To build up the potential recruitment pool and to handle delays in entering new referrals onto systems, the WSD sites are supplementing the data searches of GP systems by actively engaging with specialist services such as falls and memory clinics to look at the data they hold. Sites are also retrospectively using the combined predictive model to compare risk scores with outcomes. This should provide information on whether there is a correlation between high risk and benefit and hence enable better targeting in future.
A learning point for all organisations looking to provide services at scale is the extent to which potential beneficiaries with long-term conditions are very active, mobile and at work. This means that services such as informative consent visits, technical support, assessments and installation have to be provided out of hours.

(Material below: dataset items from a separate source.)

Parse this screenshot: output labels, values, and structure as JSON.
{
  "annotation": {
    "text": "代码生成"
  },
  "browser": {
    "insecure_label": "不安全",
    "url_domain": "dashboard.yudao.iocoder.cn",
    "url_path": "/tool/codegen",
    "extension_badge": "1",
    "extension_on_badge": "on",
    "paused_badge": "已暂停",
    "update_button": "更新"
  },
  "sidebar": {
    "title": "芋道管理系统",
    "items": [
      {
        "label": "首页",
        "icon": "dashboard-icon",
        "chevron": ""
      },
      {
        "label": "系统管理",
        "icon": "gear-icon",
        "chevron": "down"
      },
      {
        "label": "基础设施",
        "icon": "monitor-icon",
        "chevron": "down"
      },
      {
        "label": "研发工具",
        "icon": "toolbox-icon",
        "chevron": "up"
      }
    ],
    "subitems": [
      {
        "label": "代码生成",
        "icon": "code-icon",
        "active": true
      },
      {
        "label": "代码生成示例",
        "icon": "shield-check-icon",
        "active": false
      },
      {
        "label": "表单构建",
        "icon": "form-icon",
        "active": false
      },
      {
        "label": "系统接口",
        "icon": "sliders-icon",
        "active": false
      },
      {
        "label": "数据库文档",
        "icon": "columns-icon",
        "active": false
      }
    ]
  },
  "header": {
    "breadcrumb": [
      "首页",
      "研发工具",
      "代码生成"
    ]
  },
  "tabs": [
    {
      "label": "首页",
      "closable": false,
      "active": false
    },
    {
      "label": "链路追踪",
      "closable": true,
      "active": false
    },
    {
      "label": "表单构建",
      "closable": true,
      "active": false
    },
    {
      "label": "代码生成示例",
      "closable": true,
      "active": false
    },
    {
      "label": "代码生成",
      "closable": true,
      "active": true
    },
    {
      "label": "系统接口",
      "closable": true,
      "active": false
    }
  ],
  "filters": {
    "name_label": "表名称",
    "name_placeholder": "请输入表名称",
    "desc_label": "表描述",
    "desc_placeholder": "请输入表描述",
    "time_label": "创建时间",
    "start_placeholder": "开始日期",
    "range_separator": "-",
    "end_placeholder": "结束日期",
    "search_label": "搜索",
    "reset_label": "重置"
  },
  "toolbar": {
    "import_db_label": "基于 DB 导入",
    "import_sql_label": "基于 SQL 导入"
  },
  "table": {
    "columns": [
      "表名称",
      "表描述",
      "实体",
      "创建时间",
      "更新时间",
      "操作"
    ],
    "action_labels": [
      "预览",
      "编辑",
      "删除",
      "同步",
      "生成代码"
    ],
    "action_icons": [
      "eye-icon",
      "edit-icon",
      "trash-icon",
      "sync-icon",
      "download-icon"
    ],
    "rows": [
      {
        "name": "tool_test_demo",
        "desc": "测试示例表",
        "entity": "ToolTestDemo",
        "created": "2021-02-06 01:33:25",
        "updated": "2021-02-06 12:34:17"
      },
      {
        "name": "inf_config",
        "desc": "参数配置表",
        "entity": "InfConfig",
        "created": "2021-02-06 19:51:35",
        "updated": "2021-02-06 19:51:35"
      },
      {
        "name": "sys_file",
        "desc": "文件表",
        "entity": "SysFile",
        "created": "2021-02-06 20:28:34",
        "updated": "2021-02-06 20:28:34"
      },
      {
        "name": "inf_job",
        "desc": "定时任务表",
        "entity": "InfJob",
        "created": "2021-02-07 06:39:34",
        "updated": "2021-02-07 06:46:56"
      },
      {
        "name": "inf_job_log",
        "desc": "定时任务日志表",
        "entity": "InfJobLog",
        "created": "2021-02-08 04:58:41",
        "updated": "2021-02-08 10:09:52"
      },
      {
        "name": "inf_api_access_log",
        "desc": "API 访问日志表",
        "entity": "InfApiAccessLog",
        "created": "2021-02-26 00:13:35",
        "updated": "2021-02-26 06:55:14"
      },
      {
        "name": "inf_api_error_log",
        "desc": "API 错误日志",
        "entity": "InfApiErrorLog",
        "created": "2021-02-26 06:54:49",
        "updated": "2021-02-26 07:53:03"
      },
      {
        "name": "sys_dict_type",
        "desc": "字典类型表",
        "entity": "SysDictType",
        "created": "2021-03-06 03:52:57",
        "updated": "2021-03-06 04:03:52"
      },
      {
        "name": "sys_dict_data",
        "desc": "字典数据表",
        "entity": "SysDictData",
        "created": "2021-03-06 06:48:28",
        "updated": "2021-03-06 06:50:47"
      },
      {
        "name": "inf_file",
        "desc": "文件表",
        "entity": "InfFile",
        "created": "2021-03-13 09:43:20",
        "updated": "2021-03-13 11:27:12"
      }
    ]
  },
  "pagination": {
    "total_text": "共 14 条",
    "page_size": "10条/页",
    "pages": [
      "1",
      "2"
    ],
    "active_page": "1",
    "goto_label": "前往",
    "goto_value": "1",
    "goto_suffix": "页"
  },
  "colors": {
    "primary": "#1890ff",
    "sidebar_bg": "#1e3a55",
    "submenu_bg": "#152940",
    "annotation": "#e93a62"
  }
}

As the numbers in the trial increase over time, so do the number of follow-up interviews; there are 3-month and 12-month interviews with people on the trial. We also have to allow for people refusing the follow-up interviews and hence reducing our sample size. With a mainstream service, it will be important to carry out intermittent reviews to ensure that people are benefiting and their needs are being met.
Many elements of the trial are common to mainstream service arrangements so the learning from the trial will be relevant to a wider group of organisations using these technologies. WSDAN has shared much of the documentation and supporting materials from the three demonstrators with its 12 member sites. Over time, WSDAN will produce reports and guidance that will help support mainstream activities.